On 26 September 2024, the Court of Justice handed down its judgment in Case C‑164/23, VOLÁNBUSZ Zrt. v Bács-Kiskun Vármegyei Kormányhivatal, on the interpretation of Article 9(3) of Regulation (EC) No 561/2006. The request has been made in proceedings between VOLÁNBUSZ Zrt. (“Volánbusz”), a private limited public transport company in Hungary, and Bács-Kiskun Vármegyei Kormányhivatal (Bács-Kiskun County Government Offices) concerning the legality of a warning issued to that company for breach of the obligation to record the working time of the drivers that it employs.

Following several checks, the Bács-Kiskun County Government Offices found that, for 67 drivers employed by Volánbusz, the time spent, during March 2022, travelling from their place of residence to that company’s external depots and returning to them at the end of their shift should have been recorded as working time pursuant to the Hungarian Labour Code.

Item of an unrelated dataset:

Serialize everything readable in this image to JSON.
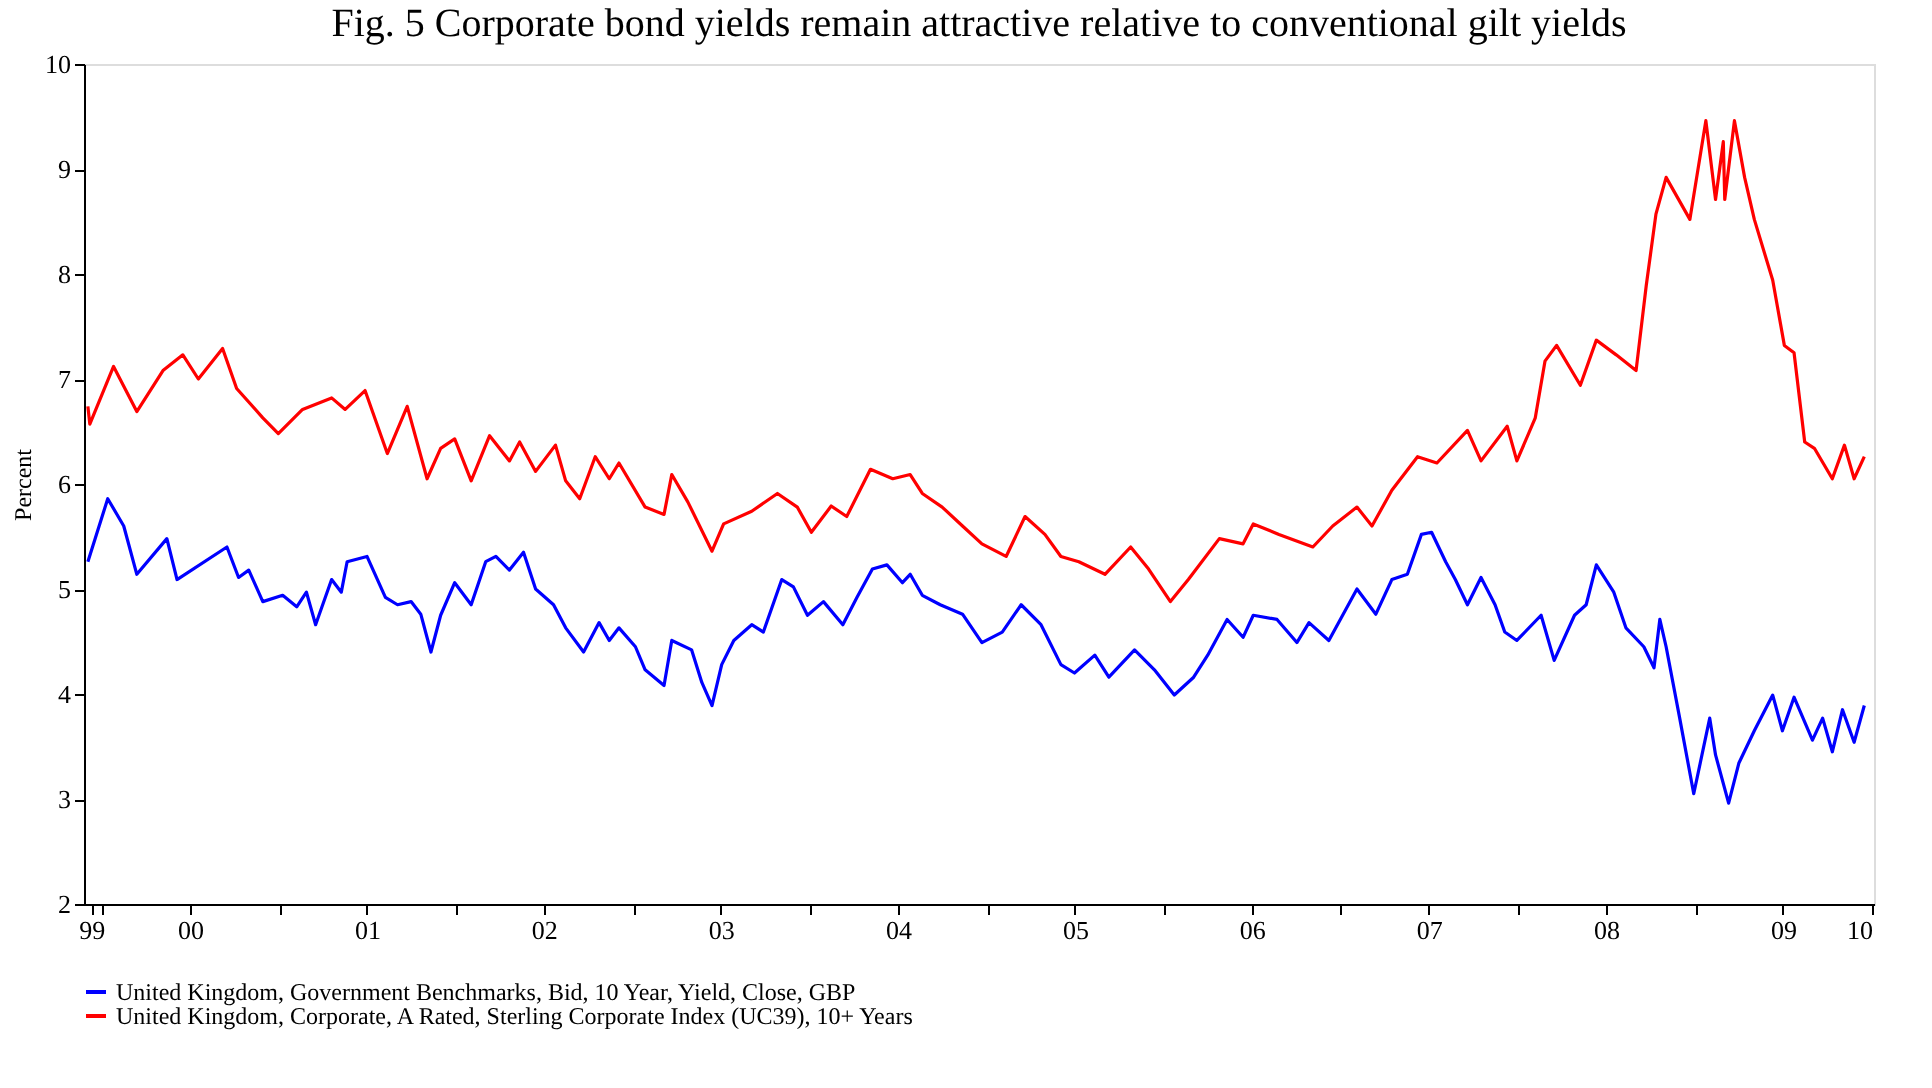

After the Bács-Kiskun County Government Offices issued a warning, therefore, Volánbusz brought an action for annulment before the Szegedi Törvényszék (Szeged High Court; the “referring court”) which, in light of the need to interpret the relevant European legislation, decided to stay the proceedings and to ask to the Court of Justice whether Article 9(3) of Regulation No 561/2006 must be interpreted as meaning that the concept of “employer’s operational centre where the driver is normally based” set out in that provision covers a place, such as an external depot for vehicles falling within the scope of that regulation, from which the driver concerned usually carries out his or her shift and to which he or she returns at the end of that shift, in the normal exercise of his or her functions and without specific instructions from his or her employer in that regard. The referring court also asked whether, on the one hand, the presence of sanitary facilities or social or rest areas and, on the other hand, the geographical proximity of that place to the place of residence of that driver are relevant for that purpose.

According to the Court, Article 9(3) of Regulation No 561/2006 does not establish any requirement concerning the presence, at the “employer’s operational centre where the driver is normally based”, of certain facilities such as sanitary facilities or social or rest areas, nor does it require the operational centre being close to that driver’s place of residence. At the same time, it cannot be inferred from that wording whether the above-mentioned concept is the place from which that driver usually carries out his or her shift and to which he or she returns at the end of that shift, in the absence of specific instructions from his or her employer. In light of its origin and of the provision in which it appears, however, that concept corresponds to the “employer’s operating centre”, so that when a driver takes charge of a vehicle falling within the scope of Regulation No 561/2006 at a place which is the “employer’s operational centre where that driver is normally based”, any time that he or she spends driving a vehicle which does not fall within the scope of that regulation to travel to or from that operational centre cannot be classified as “other work” within the meaning of its Article 4(e).